Marv, still resentful about the takeover, wants to engineer a holdup of his own bar on drop night. He's smart enough not to involve Bob (who'd be smart enough to say no) but that doesn't make him wise: A trial run, in which some unseasoned hoods rob the till on his behalf, both angers the Chechens and draws the interest of Detective Torres (John Ortiz), who recognizes Bob from his church. Attempting to distance himself from any controversy, Bob focuses on the abused pup he just found and the stranger, Nadia (Noomi Rapace), who is unexpectedly helping him care for it. But even this charitable effort stirs up trouble: Neighborhood creep Eric Deeds (Matthias Schoenaerts) starts stalking him, making claims on the dog and suggesting a connection with Nadia as well.

As Marv, Gandolfini points toward a place he might have staked out in crime films had he lived longer: We see the characters who are far from the center of power, men who've missed opportunities real or imagined but are desperate enough to make a final play.

Lehane's fat-trimmed script, whose dialogue sometimes recalls his work on "The Wire," is full of backstory that's hinted at just enough for us to imagine for ourselves. Its weakest spot is Nadia, who despite a little detail exists mainly as a gift from God for Bob that Deeds will try to take away. There's a way in which knowing so little about her is appropriate – Bob, who can serve people beer all night without confiding in anyone, can hardly get her phone number, much less grow intimate with her over these few nervous days. But it's telling that Lehane's between-the-lines work is much more suggestive when it comes to Weeks, a more peripheral character.
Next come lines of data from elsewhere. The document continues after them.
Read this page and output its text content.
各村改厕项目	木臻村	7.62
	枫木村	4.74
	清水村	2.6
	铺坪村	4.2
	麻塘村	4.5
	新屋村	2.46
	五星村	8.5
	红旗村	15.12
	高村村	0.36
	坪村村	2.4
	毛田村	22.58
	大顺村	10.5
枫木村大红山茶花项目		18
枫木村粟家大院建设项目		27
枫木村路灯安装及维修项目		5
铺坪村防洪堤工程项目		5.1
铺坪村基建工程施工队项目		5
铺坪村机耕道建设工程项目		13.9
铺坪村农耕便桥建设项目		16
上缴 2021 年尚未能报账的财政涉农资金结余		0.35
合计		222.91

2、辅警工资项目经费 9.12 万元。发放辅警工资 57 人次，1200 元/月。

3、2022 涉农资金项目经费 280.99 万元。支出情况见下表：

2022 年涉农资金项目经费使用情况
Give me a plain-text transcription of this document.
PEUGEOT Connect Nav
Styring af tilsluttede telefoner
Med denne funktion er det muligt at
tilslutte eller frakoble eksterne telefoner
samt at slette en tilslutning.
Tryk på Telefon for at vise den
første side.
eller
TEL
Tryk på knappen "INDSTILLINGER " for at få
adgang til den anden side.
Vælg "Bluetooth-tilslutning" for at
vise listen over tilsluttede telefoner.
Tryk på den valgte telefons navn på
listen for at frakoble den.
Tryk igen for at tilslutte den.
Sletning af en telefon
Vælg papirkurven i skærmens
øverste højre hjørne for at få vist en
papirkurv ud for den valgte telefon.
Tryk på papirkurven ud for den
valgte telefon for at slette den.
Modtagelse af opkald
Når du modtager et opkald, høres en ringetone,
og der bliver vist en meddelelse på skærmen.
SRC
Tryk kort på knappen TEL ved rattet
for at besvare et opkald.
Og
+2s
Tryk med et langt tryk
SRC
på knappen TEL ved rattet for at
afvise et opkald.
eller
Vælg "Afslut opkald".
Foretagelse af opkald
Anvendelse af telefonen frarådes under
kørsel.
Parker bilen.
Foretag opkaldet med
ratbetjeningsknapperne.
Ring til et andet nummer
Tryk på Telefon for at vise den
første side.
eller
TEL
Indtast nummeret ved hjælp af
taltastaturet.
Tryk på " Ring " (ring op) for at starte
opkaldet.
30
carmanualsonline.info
As for Bob, neither the screenplay nor the actor is eager to pin him down. He was part of "a crew" in his youth, we know; today, he cares enough about a stray dog to stand up to serious intimidation for its sake. Is he a dormant man of violence; a reformed softie; a loyal but socially awkward lonelyheart? He might be all three. But wondering how he's going to handle the mess Marv is creating makes "The Drop" worthwhile.